In my opinion, Serbian and Bosnian are definitely the most under-resourced South Slavic languages, although the situation with Serbian is slightly better; there is, for instance, the Torlak dialectal corpus (also hosted by CLARIN.SI). CLASSLA K-centre is essential since it maintains the existing corpora and improves them, handles the construction of new corpora and tools, and strives to put all available tools and corpora under one roof by providing access to them via the free-of-charge, user-friendly NoSketch Engine concordancer.
You are helping (or plan to help) CLASSLA in building the new generation of web corpora for South Slavic languages. Could you describe the goals of this endeavour?

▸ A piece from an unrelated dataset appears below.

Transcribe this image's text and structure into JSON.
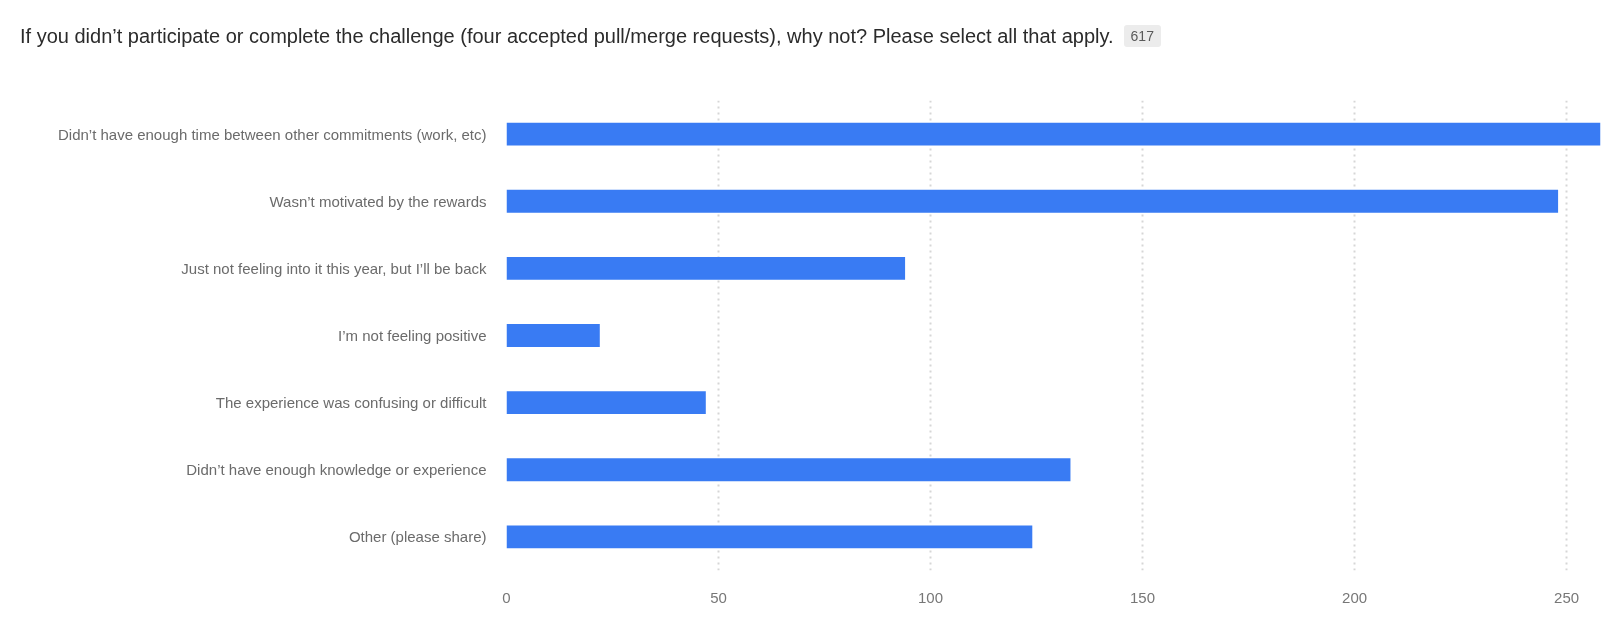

After email communication with Nikola Ljubešić, a group of Croatian linguists who were keen to help had a kind of brainstorming kick-off meeting where we decided to split into two teams. One team is interested in improving tagging accuracy and the other in splitting hrWaC into subcorpora for different registers. I would like to take part in both groups. Regarding the work of the first team, I am especially interested in the MSD tagging accuracy of clitics, but also other (word)forms which have homonym/homograph (word)forms with other clitics or other parts of speech. However, the current version of the CLASSLA ReLDI tagger is more than satisfactory in dealing with these phenomena, especially in comparison to taggers that were used to tag the Corpus of Contemporary Serbian Language (for instance, all instances of the BCS wordform je are tagged only as a verb and none as a pronoun) and the Croatian National Corpus (where for example the tagging accuracy of the word form te requires checking). As for the other team’s tasks, I am most interested in “cleaning” the hrWaC from all user-generated content (not only content from the subdomain but also other kinds of comments, blogs, and fora) by building a separate subcorpus containing only the CMC data, so that it would then resemble the Slovene JANES corpus. Ideally, this should also be done for the Bosnian bsWaC and Serbian srWaC web corpora, since their current versions entirely lack this kind of CMC subcorpus (for Croatian, at least the Forum subcorpus exists).
What can be done (by CLASSLA) to facilitate the creation of new comparable resources in these languages?
I already mentioned that for Bosnian and Serbian, or better to say for the CLARIN.SI-hosted bsWaC and srWaC corpora, large-scale subcorpora with user-generated content are missing (I am familiar with the and corpora, but these are small in size and due to the nature of tweets the language in them is very specific in its syntax and other characteristics). Such content would be very useful, especially for those linguists who are interested in language variation and generally in establishing differences between the prescribed norm and the actual language use. But for Bosnian and Serbian in general, decent widely available and fully annotated corpora of standard varieties which would be searchable via a user-friendly concordancer are also missing. It would also be nice to have (comparable) dialectal, and diachronic corpora of spoken Bosnian, Croatian, and Serbian searchable via NoSketch Engine.